A speaker works by moving air; the bigger the driver, the more air it can move and the better it sounds. If you can only fit tiny speakers into a TV chassis then you’re going to struggle to deliver anything approaching a decent level of sound quality. As Mr. Scott is fond of saying in Star Trek, you can’t change the laws of physics.
However you can help physics out, and the streamlined Alpine stand, as LG call it, actually does a great job re-directing the TV’s audio at the viewer. It also manages to create a wider and more expansive front soundstage, performing better than most other TVs with similarly svelte dimensions: There’s a solid mid-range and the top end sounds decent, but the bass is understandably limited.

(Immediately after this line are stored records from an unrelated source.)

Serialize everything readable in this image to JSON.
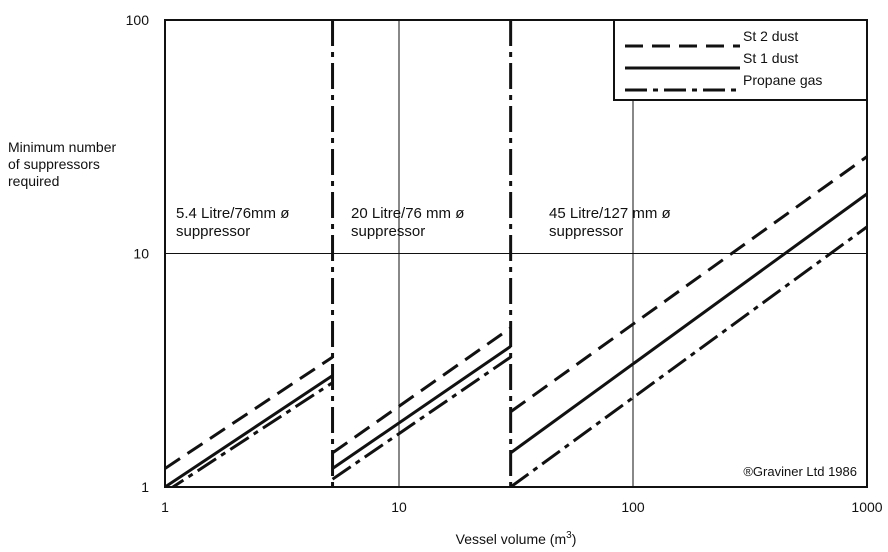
{
  "chart_data": {
    "type": "line",
    "x_scale": "log",
    "y_scale": "log",
    "xlim": [
      1,
      1000
    ],
    "ylim": [
      1,
      100
    ],
    "xticks": [
      "1",
      "10",
      "100",
      "1000"
    ],
    "yticks": [
      "100",
      "10",
      "1"
    ],
    "xlabel": "Vessel volume (m",
    "xlabel_sup": "3",
    "xlabel_close": ")",
    "ylabel_lines": [
      "Minimum number",
      "of suppressors",
      "required"
    ],
    "grid": true,
    "legend_position": "top-right",
    "colors": {
      "line": "#111111",
      "background": "#ffffff"
    },
    "boundaries": [
      5.2,
      30
    ],
    "regions": [
      {
        "label_lines": [
          "5.4 Litre/76mm ø",
          "suppressor"
        ],
        "x_range": [
          1,
          5.2
        ]
      },
      {
        "label_lines": [
          "20 Litre/76 mm ø",
          "suppressor"
        ],
        "x_range": [
          5.2,
          30
        ]
      },
      {
        "label_lines": [
          "45 Litre/127 mm ø",
          "suppressor"
        ],
        "x_range": [
          30,
          1000
        ]
      }
    ],
    "series": [
      {
        "name": "St 2 dust",
        "style": "dashed",
        "segments": [
          [
            [
              1,
              1.2
            ],
            [
              5.2,
              3.6
            ]
          ],
          [
            [
              5.2,
              1.4
            ],
            [
              30,
              4.8
            ]
          ],
          [
            [
              30,
              2.1
            ],
            [
              1000,
              26
            ]
          ]
        ]
      },
      {
        "name": "St 1 dust",
        "style": "solid",
        "segments": [
          [
            [
              1,
              1.0
            ],
            [
              5.2,
              3.0
            ]
          ],
          [
            [
              5.2,
              1.2
            ],
            [
              30,
              4.0
            ]
          ],
          [
            [
              30,
              1.4
            ],
            [
              1000,
              18
            ]
          ]
        ]
      },
      {
        "name": "Propane gas",
        "style": "dash-dot",
        "segments": [
          [
            [
              1,
              0.95
            ],
            [
              5.2,
              2.8
            ]
          ],
          [
            [
              5.2,
              1.08
            ],
            [
              30,
              3.6
            ]
          ],
          [
            [
              30,
              1.0
            ],
            [
              1000,
              13
            ]
          ]
        ]
      }
    ],
    "annotation": "®Graviner Ltd 1986"
  }
}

It will never sound as good as a dedicated soundbar but it’s certainly an improvement, and the fact that the Alpine stand also looks nice is an added bonus.

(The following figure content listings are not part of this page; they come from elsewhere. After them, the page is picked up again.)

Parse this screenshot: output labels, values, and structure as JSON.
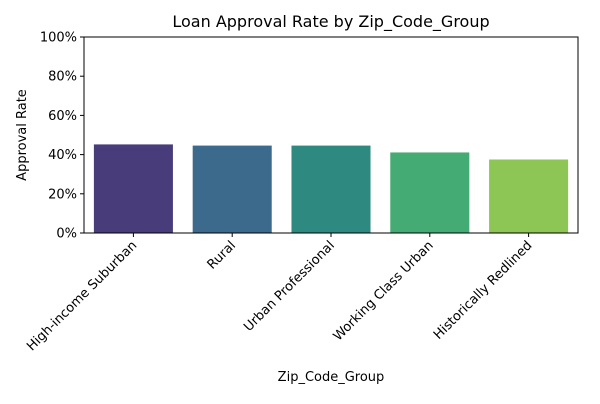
{
  "chart_data": {
    "type": "bar",
    "title": "Loan Approval Rate by Zip_Code_Group",
    "xlabel": "Zip_Code_Group",
    "ylabel": "Approval Rate",
    "categories": [
      "High-income Suburban",
      "Rural",
      "Urban Professional",
      "Working Class Urban",
      "Historically Redlined"
    ],
    "values": [
      0.452,
      0.446,
      0.446,
      0.411,
      0.375
    ],
    "colors": [
      "#483d7a",
      "#3b6a8c",
      "#2e8a80",
      "#45ab74",
      "#8ec655"
    ],
    "ylim": [
      0,
      1
    ],
    "yticks": [
      0,
      0.2,
      0.4,
      0.6,
      0.8,
      1.0
    ],
    "ytick_labels": [
      "0%",
      "20%",
      "40%",
      "60%",
      "80%",
      "100%"
    ],
    "grid": false,
    "legend": "none"
  }
}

LG is one of the few TV manufacturers to include Dolby Atmos processing in its higher-end models, and this applies some psycho-acoustic trickery to help create a more immersive soundstage. It does work to a degree, but eventually we come back to the laws of physics, and the effectiveness of the processing is limited by the native capabilities of the speakers built into the C8. If you want a big sound to go with those lovely images, you’ll need to invest in a soundbar.

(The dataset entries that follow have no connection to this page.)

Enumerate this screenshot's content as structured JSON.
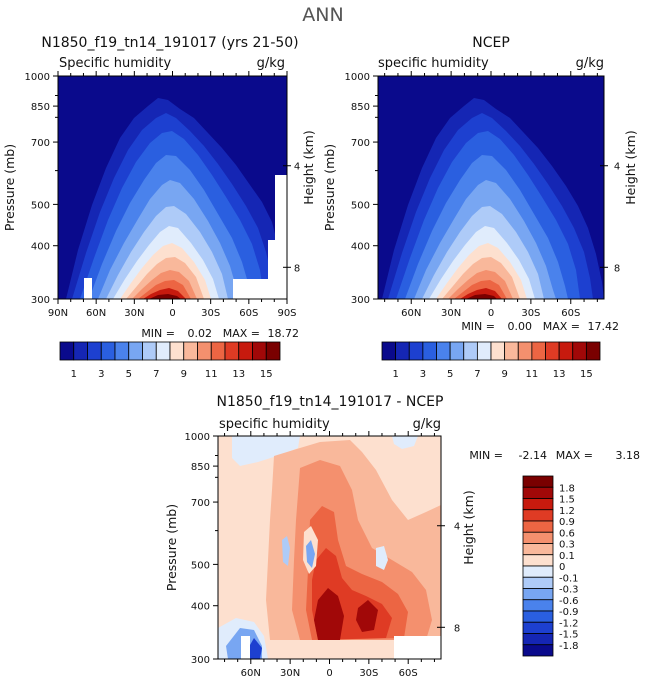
{
  "page_title": "ANN",
  "chart_data": [
    {
      "type": "heatmap",
      "title": "N1850_f19_tn14_191017 (yrs 21-50)",
      "subtitle": "Specific humidity",
      "units": "g/kg",
      "ylabel": "Pressure (mb)",
      "ylabel_right": "Height (km)",
      "y_ticks": [
        "300",
        "400",
        "500",
        "700",
        "850",
        "1000"
      ],
      "y_right_ticks": [
        "8",
        "4"
      ],
      "x_ticks": [
        "90N",
        "60N",
        "30N",
        "0",
        "30S",
        "60S",
        "90S"
      ],
      "min_label": "MIN =",
      "min_value": "0.02",
      "max_label": "MAX =",
      "max_value": "18.72",
      "colorbar_labels": [
        "1",
        "3",
        "5",
        "7",
        "9",
        "11",
        "13",
        "15"
      ],
      "colorbar_colors": [
        "#0a0a8c",
        "#1526b4",
        "#1d40d0",
        "#2a5fe0",
        "#4a82ec",
        "#78a6f2",
        "#aecbf8",
        "#e0ecfc",
        "#fde0cf",
        "#f9b89b",
        "#f4906e",
        "#ec6543",
        "#df3b24",
        "#c71a0e",
        "#a10808",
        "#7a0000"
      ],
      "peak_value": 18.72
    },
    {
      "type": "heatmap",
      "title": "NCEP",
      "subtitle": "specific humidity",
      "units": "g/kg",
      "ylabel": "Pressure (mb)",
      "ylabel_right": "Height (km)",
      "y_ticks": [
        "300",
        "400",
        "500",
        "700",
        "850",
        "1000"
      ],
      "y_right_ticks": [
        "8",
        "4"
      ],
      "x_ticks": [
        "60N",
        "30N",
        "0",
        "30S",
        "60S"
      ],
      "min_label": "MIN =",
      "min_value": "0.00",
      "max_label": "MAX =",
      "max_value": "17.42",
      "colorbar_labels": [
        "1",
        "3",
        "5",
        "7",
        "9",
        "11",
        "13",
        "15"
      ],
      "colorbar_colors": [
        "#0a0a8c",
        "#1526b4",
        "#1d40d0",
        "#2a5fe0",
        "#4a82ec",
        "#78a6f2",
        "#aecbf8",
        "#e0ecfc",
        "#fde0cf",
        "#f9b89b",
        "#f4906e",
        "#ec6543",
        "#df3b24",
        "#c71a0e",
        "#a10808",
        "#7a0000"
      ],
      "peak_value": 17.42
    },
    {
      "type": "heatmap",
      "title": "N1850_f19_tn14_191017 - NCEP",
      "subtitle": "specific humidity",
      "units": "g/kg",
      "ylabel": "Pressure (mb)",
      "ylabel_right": "Height (km)",
      "y_ticks": [
        "300",
        "400",
        "500",
        "700",
        "850",
        "1000"
      ],
      "y_right_ticks": [
        "8",
        "4"
      ],
      "x_ticks": [
        "60N",
        "30N",
        "0",
        "30S",
        "60S"
      ],
      "min_label": "MIN =",
      "min_value": "-2.14",
      "max_label": "MAX =",
      "max_value": "3.18",
      "colorbar_labels": [
        "1.8",
        "1.5",
        "1.2",
        "0.9",
        "0.6",
        "0.3",
        "0.1",
        "0",
        "-0.1",
        "-0.3",
        "-0.6",
        "-0.9",
        "-1.2",
        "-1.5",
        "-1.8"
      ],
      "colorbar_colors": [
        "#7a0000",
        "#a10808",
        "#c71a0e",
        "#df3b24",
        "#ec6543",
        "#f4906e",
        "#f9b89b",
        "#fde0cf",
        "#e0ecfc",
        "#aecbf8",
        "#78a6f2",
        "#4a82ec",
        "#2a5fe0",
        "#1d40d0",
        "#1526b4",
        "#0a0a8c"
      ]
    }
  ]
}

Sound TL;DR: The Alpine stand doesn’t just look nice, it actually helps improve the sound of this ultra-thin TV. But ultimately you can’t cheat the laws of physics.
LG’s C8 builds on the success of last year’s models, resulting in a TV that can deliver astonishing HD/SDR images and equally impressive 4K/HDR pictures. It’s not as bright as an LCD TV but those deep blacks make a huge difference to the dynamic range of the image. It’s also capable of vibrant and gorgeous colors, not to mention an astounding level of detail with native 4K content.
The WebOS smart platform remains the best available and the choice of streaming services is second to none. Once you add the gorgeous design and a comprehensive set of features, you have one of the most complete TVs that we’ve ever reviewed.
Other panels to ponder…
If you’re in the market for an OLED TV then ironically the C8’s biggest competition probably comes from last year’s LG models, with the excellent B7 OLED and C7 OLED both heavily discounted at this time. In terms of 2018 OLED TVs, and sticking with LG, there’s the upcoming B8 OLED which is cheaper but uses the Alpha 7 processor, and thus lacks some of the new picture features.
Alternatively you could look at the Sony AF8 (Sony A8F OLED in the US), although the Android smart platform is less than ideal and its implementation of Dolby Vision has been a mess. In addition there’s the Philips 9002 but that also uses Android and doesn’t support Dolby Vision. The Panasonic FZ802 doesn’t support Dolby Vision either, but on the plus side it doesn’t use Android and supports HDR10+.
Another option for our UK readers is the Philips 802 OLED. Buyers should weigh the visual benefits against the minor irritations, like poor catch-up TV provision, just two full-spec UHD HDMI inputs and the lack of Dolby Vision. Philips Hue-compatible Ambilight room lighting system, and the promise of an early upgrade to the new Android Oreo TV OS, however, might just balance the books.
Finally if you fancy an LCD panel, then the excellent Samsung Q9FN QLED TV uses direct LED backlighting to deliver near-OLED blacks and a huge peak brightness, making it ideal for HDR. Since it also has a 21ms input lag and doesn’t suffer from image retention or screen burn, it’s also a great choice for gamers.